Ich hatte noch eine kleine Arbeit mit nach Leipzig gebracht, die ich auch gedruckt zu sehen wünschte. Ich hatte in der letzten Zeit zu Breslau aus dem dortigen Adreßbuche ein Breslauer Namenbüchlein angefertigt. Obschon das nur zunächst ein Scherz für mich war und auch für Andere sein sollte, so hatte doch dieser Scherz seine wissenschaftliche Seite, um derentwillen ich später noch drei ähnliche Namenbüchlein herausgab. Engelmann war sofort bereit, diese Kleinigkeit zu verlegen. Ich besorgte die Correctur und noch während meiner Anwesenheit waren die beiden Bogen gedruckt: ›Breslauer Namenbüchlein, d.i. Einwohner-Namen der Haupt- und Residenz-Stadt BRESLAU, nach Stand und Würden, und sonstigen Eigenschaften geordnet. Für Liebhaber der deutschen Sprache von Hoffmann von Fallersleben.‹ (Lpz. W. Engelmann. 1843. 16.)

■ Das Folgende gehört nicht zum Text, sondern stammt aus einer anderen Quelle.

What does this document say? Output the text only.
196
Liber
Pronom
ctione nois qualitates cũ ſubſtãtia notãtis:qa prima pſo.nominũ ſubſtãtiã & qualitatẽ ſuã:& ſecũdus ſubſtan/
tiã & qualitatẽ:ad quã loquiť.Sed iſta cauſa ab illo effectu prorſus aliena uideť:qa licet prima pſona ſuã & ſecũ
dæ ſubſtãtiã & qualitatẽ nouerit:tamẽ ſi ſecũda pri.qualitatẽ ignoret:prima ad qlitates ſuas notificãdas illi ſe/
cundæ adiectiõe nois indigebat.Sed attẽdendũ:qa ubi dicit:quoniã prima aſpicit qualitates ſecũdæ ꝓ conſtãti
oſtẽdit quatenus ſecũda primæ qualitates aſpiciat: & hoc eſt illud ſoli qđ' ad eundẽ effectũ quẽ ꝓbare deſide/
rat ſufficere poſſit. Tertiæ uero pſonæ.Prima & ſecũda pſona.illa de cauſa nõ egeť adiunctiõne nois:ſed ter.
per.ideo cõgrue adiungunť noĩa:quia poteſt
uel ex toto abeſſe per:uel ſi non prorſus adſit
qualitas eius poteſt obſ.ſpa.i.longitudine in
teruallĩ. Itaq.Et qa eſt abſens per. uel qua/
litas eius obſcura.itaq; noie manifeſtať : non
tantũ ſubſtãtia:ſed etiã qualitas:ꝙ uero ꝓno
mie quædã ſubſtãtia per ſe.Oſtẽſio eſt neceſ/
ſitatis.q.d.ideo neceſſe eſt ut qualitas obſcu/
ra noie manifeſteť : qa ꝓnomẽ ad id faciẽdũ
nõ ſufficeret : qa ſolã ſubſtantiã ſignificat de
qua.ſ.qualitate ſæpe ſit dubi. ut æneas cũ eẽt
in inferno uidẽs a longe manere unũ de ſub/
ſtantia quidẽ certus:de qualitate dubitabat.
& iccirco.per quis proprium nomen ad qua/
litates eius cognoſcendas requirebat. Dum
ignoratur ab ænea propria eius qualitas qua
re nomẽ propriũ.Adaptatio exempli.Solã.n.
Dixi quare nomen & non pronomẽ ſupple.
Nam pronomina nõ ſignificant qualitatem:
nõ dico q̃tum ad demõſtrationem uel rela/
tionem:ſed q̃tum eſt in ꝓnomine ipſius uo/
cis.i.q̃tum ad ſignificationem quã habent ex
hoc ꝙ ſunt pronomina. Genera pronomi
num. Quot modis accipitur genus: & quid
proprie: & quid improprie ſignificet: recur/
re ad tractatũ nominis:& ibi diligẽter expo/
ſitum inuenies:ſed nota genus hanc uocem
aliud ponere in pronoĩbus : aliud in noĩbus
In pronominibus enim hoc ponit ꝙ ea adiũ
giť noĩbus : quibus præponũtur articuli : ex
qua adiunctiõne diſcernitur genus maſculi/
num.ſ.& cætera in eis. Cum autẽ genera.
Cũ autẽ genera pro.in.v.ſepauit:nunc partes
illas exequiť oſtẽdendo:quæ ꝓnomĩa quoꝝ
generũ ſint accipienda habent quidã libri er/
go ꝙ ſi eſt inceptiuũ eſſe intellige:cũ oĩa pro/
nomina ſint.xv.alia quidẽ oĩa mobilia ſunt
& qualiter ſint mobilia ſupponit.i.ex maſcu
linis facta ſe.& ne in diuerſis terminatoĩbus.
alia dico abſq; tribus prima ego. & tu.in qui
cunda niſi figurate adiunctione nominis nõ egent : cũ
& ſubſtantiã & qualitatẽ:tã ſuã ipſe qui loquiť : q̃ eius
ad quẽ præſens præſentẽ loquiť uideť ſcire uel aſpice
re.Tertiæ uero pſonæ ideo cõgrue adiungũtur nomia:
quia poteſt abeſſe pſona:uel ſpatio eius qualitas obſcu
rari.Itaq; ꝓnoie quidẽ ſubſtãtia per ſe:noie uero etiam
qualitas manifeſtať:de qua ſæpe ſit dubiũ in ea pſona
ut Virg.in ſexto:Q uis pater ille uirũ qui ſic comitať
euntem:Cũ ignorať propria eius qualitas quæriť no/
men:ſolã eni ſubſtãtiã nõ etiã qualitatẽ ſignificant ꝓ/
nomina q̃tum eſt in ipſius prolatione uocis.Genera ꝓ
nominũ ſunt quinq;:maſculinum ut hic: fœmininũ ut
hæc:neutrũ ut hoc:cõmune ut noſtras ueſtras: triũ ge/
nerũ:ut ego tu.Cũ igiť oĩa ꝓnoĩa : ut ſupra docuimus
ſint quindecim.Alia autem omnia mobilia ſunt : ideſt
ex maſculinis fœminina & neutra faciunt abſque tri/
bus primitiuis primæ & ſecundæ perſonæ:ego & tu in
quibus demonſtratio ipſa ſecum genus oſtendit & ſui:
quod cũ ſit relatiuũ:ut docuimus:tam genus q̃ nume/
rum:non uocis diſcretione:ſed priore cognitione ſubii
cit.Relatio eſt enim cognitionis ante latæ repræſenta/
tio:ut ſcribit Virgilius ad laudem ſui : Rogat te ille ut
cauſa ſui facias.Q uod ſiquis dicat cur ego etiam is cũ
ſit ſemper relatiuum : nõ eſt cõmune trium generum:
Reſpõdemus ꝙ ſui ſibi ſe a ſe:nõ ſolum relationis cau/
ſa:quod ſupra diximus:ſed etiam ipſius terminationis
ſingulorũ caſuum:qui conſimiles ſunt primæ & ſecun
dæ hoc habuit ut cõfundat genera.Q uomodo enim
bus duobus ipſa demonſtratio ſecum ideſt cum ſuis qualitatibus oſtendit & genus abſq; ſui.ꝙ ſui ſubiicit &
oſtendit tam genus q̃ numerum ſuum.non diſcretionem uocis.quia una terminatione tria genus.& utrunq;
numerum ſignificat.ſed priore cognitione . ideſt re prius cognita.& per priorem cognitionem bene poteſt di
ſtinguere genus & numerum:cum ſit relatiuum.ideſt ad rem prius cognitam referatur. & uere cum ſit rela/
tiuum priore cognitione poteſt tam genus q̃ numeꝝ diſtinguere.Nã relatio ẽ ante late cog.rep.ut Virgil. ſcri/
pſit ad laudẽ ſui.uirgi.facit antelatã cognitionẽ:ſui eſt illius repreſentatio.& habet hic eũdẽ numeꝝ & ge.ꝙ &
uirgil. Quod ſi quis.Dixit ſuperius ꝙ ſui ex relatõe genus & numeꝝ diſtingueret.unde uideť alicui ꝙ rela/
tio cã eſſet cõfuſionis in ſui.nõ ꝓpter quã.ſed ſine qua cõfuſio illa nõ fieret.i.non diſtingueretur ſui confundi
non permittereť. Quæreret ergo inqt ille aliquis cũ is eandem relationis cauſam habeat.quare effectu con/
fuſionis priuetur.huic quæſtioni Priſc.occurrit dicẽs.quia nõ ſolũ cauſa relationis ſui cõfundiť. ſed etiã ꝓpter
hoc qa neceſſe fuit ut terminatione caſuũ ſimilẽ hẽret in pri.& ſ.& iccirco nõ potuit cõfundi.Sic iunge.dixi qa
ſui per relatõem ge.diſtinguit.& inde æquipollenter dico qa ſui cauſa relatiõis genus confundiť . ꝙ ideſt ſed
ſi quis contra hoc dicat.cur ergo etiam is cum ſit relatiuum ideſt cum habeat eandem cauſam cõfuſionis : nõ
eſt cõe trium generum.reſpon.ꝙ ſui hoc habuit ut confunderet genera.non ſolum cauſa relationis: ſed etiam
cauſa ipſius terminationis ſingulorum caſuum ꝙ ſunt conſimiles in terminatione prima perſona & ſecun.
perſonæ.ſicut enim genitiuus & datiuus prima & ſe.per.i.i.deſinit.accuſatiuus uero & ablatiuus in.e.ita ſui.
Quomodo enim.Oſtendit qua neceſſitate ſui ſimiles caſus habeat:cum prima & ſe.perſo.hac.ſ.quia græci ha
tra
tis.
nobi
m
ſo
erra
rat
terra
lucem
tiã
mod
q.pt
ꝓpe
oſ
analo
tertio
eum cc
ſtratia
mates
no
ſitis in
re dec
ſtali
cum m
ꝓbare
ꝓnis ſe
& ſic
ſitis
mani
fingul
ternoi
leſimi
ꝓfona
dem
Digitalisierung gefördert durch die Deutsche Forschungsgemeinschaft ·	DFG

So hatte ich denn meine litterarischen Zwecke erreicht und konnte über meine Zeit frei und nach Belieben verfügen. Ich kam viel zusammen mit Litteraten, Publicisten, Gelehrten und Buchhändlern, und das war, wenn auch nicht immer angenehm, doch immer interessant. Das Leipziger Litteratenthum stand damals in hoher Blüte, es suchte sich durch den Litteratenverein zu einer geschlossenen Körperschaft zu gestalten und so den Buchhändlern, dem Staate und dem Publicum gegenüber seine Interessen geltend zu machen. Es beherrschte einen großen Theil der Unterhaltungslitteratur durch Redaction von Zeitschriften, durch eigene Erzeugnisse und kritische Besprechungen. Mir ergab sich häufig Gelegenheit, den einen und den andern zu sehen und zu sprechen: Laube, Diezmaun, Herm. Marggraff, von Corvin u.A. Auch die Publicistik hatte in Leipzig damals manchen Vertreter. Ich verkehrte viel mit Robert Blum, seinem Schwager Günther und Dr. Julius. Mit der eigentlichen gelehrten Welt kam[332] ich wenig in Berührung. Moriz Haupt sah ich nur Einmal, Buddeus und Wachsmuth lernte ich bei Laube kennen, Wuttke hin gegen bewies mir auch jetzt wieder seiner treue Anhänglichkeit. Sehr lehrreich für mich war auch diesmal wieder der Verkehr mit den Buchhändlern, namentlich Wilhelm Engelmann: ich bekam in das Wesen des Buchhandels eine bessere Einsicht und lernte die Unternehmungen der Verleger und die Ansprüche der Schriftsteller besser zu würdigen.

Kurz vor meiner Abreise brachte mir Günther (Herausgeber der Sächsischen Vaterlandsblätter) die frohe Botschaft: ›Die Gütersloher haben Ihnen auf 5 Jahre, jedes Jahr 80 Rb. gesichert.‹

16.–22. März in Berlin. Den ersten Abend war ich bei Jacob Grimm. In traulichen Gesprächen vergingen nur zu rasch die wenigen Stunden. Später lud er mich schriftlich zum Mittagsessen ein. Wir waren sehr vergnügt. Ich gab mehrere lustige Geschichten und einige Kinderlieder zum Besten. Jacob mißbilligte sehr Maßmann's Ausfall gegen mich in seinem schlechten Eraclius. Zwei Abende war ich bei Wallmüller mit einigen Studenten und den sogenannten Freien: Bruno und Edgar Bauer, Arthur Müller, Köppen, Ludwig Buhl u.a. Es ging wüst und roh her, mir ward angst und bange, als ich sehen und hören mußte, wie hier die Freiheit in Scene gesetzt wurde.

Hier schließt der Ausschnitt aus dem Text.